Lane’s writing hooks me and reels me in. Part of its allure is his wit. Here’s his description of the interior of his sleeping compartment:
When turning from the window to the door, in my compartment, I had to revolve on the spot, as if roasting on a vertical spit, and, despite my being the sole occupant, both bunks had been let down, locked into place, and joined by a ladder. A printed notice offered advice: “Guests should use the ladders in the traditional manner, by always facing the bed as they climb up and down.” What other manner is there? Had the train recently hosted the cast of Cirque du Soleil, perhaps, who insisted on descending head first, arms outstretched, after crooking one knee over the top rung?
And here’s his description of the food:
No less baffling was the Room Service Menu. Pies, cheeses, broth, smoked venison on a platter, and a parade of wines and spirits: all these, and more, could be ferried to one’s bedside. Caledoniaphiles were urged to dine on “Haggis, Neeps & Tatties”—neeps meaning turnips, tatties meaning potatoes, and haggis meaning all your deepest terrors wrapped up in a sphere of stomach skin, then boiled. Precisely what you want to snack on, in other words, while passing through a tunnel at half past two in the morning. The entire feast could be washed down with a Ginger Laddie. Don’t ask.
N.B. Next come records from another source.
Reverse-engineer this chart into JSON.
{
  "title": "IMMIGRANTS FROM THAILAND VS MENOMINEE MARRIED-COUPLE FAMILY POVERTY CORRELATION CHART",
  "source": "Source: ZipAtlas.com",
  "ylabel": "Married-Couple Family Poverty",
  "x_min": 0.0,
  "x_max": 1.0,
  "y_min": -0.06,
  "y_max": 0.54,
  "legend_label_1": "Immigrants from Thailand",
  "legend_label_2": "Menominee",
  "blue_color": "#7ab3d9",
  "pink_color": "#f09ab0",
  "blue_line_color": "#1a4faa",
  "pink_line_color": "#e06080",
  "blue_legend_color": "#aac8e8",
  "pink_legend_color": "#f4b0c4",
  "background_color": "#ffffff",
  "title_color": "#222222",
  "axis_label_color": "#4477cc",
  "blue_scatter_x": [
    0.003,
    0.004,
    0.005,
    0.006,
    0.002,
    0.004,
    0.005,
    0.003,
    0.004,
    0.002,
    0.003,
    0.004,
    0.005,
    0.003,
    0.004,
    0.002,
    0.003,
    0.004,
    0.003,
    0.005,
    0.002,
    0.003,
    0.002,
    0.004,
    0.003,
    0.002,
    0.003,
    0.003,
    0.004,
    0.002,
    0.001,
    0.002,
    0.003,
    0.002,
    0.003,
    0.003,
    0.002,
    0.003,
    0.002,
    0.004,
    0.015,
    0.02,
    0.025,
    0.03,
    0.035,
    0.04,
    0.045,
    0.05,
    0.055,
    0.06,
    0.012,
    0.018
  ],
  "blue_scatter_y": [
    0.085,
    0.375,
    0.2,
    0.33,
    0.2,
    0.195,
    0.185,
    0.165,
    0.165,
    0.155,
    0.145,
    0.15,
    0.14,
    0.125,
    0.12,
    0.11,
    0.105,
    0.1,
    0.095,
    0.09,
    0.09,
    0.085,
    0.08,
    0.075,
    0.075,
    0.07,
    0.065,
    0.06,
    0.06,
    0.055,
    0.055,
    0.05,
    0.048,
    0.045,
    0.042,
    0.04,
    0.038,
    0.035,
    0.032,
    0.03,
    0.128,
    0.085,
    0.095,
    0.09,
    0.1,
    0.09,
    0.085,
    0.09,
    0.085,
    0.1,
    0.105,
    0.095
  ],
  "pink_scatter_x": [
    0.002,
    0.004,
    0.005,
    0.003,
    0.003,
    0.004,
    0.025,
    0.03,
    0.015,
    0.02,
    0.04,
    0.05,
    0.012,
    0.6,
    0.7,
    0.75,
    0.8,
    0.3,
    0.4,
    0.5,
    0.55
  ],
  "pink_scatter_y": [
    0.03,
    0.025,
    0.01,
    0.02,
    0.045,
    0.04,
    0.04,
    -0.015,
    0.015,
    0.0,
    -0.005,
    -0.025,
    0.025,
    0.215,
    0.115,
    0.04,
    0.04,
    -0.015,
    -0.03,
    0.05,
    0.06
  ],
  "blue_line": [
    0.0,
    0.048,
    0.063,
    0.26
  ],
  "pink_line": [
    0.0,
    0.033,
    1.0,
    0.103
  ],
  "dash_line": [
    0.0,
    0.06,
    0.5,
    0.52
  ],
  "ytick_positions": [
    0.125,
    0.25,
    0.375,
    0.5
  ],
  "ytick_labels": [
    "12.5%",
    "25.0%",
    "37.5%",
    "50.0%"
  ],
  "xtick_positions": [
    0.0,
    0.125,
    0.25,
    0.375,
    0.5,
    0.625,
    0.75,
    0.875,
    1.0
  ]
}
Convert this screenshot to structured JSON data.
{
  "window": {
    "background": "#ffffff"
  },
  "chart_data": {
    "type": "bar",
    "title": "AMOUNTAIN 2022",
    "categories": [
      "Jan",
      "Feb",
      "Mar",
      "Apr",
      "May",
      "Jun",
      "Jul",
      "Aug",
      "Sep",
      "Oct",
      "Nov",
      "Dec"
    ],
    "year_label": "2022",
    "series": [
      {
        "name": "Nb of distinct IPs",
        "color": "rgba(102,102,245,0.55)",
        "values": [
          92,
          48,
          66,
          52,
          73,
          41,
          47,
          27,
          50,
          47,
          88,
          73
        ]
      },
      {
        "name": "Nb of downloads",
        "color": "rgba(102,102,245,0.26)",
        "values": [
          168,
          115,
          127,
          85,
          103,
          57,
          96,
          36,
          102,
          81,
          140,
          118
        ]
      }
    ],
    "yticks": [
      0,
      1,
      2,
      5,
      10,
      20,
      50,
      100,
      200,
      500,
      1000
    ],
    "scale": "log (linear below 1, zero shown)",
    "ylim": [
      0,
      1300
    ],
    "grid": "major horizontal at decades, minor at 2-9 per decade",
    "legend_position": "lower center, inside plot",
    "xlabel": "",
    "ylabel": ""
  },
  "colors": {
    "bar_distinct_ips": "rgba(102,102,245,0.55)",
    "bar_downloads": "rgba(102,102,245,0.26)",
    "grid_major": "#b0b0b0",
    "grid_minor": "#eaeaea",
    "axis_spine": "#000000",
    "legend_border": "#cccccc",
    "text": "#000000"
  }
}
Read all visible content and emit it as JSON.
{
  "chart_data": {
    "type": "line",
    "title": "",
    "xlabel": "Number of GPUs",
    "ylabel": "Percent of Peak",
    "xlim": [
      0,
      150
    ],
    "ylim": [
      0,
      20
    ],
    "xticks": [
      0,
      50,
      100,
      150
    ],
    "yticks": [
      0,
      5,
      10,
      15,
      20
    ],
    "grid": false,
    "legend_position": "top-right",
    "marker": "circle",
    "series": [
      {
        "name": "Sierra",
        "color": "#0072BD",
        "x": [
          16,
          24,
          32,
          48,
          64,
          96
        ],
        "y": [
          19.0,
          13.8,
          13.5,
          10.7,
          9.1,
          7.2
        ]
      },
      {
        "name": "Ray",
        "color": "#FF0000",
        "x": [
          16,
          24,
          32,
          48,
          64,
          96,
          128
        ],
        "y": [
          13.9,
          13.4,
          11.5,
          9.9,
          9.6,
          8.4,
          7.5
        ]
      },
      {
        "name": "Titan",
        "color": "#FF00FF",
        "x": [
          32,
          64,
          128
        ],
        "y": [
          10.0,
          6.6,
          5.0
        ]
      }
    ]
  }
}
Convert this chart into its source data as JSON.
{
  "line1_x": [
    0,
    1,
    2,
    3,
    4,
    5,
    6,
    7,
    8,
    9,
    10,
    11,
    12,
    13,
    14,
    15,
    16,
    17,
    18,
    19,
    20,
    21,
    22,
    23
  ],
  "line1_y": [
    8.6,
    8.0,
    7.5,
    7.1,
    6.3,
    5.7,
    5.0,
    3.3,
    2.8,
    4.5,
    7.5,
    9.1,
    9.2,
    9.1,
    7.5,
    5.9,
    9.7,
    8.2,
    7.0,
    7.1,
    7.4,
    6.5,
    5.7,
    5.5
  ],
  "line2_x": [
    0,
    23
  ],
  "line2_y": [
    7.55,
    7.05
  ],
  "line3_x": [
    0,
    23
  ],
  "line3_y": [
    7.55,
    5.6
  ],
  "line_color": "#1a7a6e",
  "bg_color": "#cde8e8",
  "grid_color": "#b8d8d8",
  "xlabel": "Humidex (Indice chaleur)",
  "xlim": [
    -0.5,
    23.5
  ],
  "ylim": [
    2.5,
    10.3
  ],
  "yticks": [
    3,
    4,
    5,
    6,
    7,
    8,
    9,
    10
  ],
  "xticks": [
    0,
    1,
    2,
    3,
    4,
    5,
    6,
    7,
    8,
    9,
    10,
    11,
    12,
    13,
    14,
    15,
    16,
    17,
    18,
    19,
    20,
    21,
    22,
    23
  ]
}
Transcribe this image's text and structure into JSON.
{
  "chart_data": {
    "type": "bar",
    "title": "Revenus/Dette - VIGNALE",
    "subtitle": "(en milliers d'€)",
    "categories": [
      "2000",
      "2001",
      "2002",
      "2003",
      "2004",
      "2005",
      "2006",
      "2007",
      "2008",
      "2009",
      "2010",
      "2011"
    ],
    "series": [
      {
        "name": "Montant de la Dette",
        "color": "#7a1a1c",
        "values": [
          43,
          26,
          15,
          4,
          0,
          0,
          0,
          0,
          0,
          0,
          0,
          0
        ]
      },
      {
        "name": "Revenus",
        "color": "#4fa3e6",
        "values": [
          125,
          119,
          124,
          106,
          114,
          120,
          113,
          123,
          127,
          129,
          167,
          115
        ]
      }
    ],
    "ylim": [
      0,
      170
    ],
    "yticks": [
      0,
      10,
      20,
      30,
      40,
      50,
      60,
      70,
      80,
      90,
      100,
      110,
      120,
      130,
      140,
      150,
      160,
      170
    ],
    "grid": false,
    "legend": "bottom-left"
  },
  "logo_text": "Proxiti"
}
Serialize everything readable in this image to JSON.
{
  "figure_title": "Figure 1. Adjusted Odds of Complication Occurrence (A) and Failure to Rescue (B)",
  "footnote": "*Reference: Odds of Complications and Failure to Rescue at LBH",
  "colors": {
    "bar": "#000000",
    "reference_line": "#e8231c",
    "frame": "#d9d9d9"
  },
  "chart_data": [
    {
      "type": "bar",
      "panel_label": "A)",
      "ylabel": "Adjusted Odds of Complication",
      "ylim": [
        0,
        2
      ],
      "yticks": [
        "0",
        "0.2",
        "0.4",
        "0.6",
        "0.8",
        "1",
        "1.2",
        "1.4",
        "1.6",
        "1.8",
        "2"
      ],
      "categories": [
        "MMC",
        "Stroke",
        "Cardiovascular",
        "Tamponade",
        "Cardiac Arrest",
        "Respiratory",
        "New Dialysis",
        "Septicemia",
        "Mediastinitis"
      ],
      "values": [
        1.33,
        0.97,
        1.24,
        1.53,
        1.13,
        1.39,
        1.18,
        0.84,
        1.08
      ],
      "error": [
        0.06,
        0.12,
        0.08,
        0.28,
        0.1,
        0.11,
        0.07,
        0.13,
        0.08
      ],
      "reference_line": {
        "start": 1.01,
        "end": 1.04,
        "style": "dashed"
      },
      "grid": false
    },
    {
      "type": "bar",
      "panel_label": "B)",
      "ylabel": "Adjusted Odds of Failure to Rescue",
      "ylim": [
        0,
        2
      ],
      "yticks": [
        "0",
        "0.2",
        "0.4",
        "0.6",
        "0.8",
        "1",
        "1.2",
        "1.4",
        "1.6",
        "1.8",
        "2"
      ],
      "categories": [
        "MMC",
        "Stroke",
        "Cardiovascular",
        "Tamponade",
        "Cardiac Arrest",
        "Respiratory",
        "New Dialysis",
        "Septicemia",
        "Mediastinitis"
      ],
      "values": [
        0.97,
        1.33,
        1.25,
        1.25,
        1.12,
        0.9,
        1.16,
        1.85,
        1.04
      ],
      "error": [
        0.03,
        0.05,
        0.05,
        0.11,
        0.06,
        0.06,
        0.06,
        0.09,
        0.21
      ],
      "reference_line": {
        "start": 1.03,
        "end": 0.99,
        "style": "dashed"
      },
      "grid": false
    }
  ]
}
At this point, as Lane begins a discussion of the history of the Pullman sleeping car, I think we’ll change trains and board Roueché’s Danish Express. He’s traveling from Copenhagen to Paris:
The train moved, was moving. It moved as silently, as smoothly, as naturally as a ship under sail. The platform slid away. In a moment, in half a moment, we were moving at speed, racing—out of the glare of the sheds and into a dusky daylight, through spreading railroad yards, past factories and warehouses, past blocks of apartment houses, past a deserted suburban station, past another spread of apartment s. Then we were in an open countryside of fields, pastures, hedgerows, an occasional mannered plantation of pine or white birch. Denmark is a small country, and Copenhagen is on two tiny islands, but I had a sense of space that was almost Kansan. There wasn’t a house as far as I could see. Then, suddenly, there were six or eight houses clustered together along a narrow street—little square houses, like doll houses, with steep, red-tiled, pyramidal roofs. American farmers live on the farm. In Denmark, farmers live in the village. The enormous countryside began again. It was a landscape made for snow, for blizzards, for raging winds. The dusk deepened. There was a spark of light in the distance, a spidery glint of water, and then it was dark.
Roueché’s trip is low-event, but if you want to experience the pleasure of night train travel, it’s perfect. He describes his compartment. He talks with the steward. He talks with another passenger. His train crosses the Baltic Sea by ferry. He describes having supper on the ferry. He observes other people in the ferry bistro. He returns to his train compartment. He sleeps. He wakes up around midnight. The train is in Hamburg. There’s joviality coming from the next compartment:
I thought I heard a guitar. I heard shrieks and roars of laughter. I heard glasses and bottles and what sounded like somebody dancing. I looked at my watch: it was almost midnight. I looked out at the station again. There were plenty of people about—walking, waiting, waving, embracing. And a variety of uniforms: brown, blue, green. Two youths were sitting on a bench, gazing at the train, eating ice-cream cones: it might have been noon in a park. They suddenly slid away. We were moving, but moving backward. We moved out of the station, past pillars, past stairs, past benches and people, past signs for Marlboro and Coca-Cola in German, and into a yard, past a string of freight cars on a siding. They were painted bright red, and on each, in white, was the name “Blue Star Lines.” The joviality next door continued. The train stopped, waited, and moved forward again. We pulled in to a platform—a different platform. A woman sat on a bench, slumped in sleep, a cat in a box at her feet. We waited, we moved, we slipped away backward again. I dropped onto my pillow. There were footsteps, running footsteps, in the corridor.
In the morning, Roueché gets up, shaves, and packs his things. He talks with the steward. He watches the French countryside fly past. And then he’s in the Gare du Nord in Paris. He leaves the train and has coffee in the station. Ho hum, you might say. Not at all. It’s total bliss. Lane says the same thing at the end of his piece: “Such was the non-event of the journey. Yet I relished every mile of it.”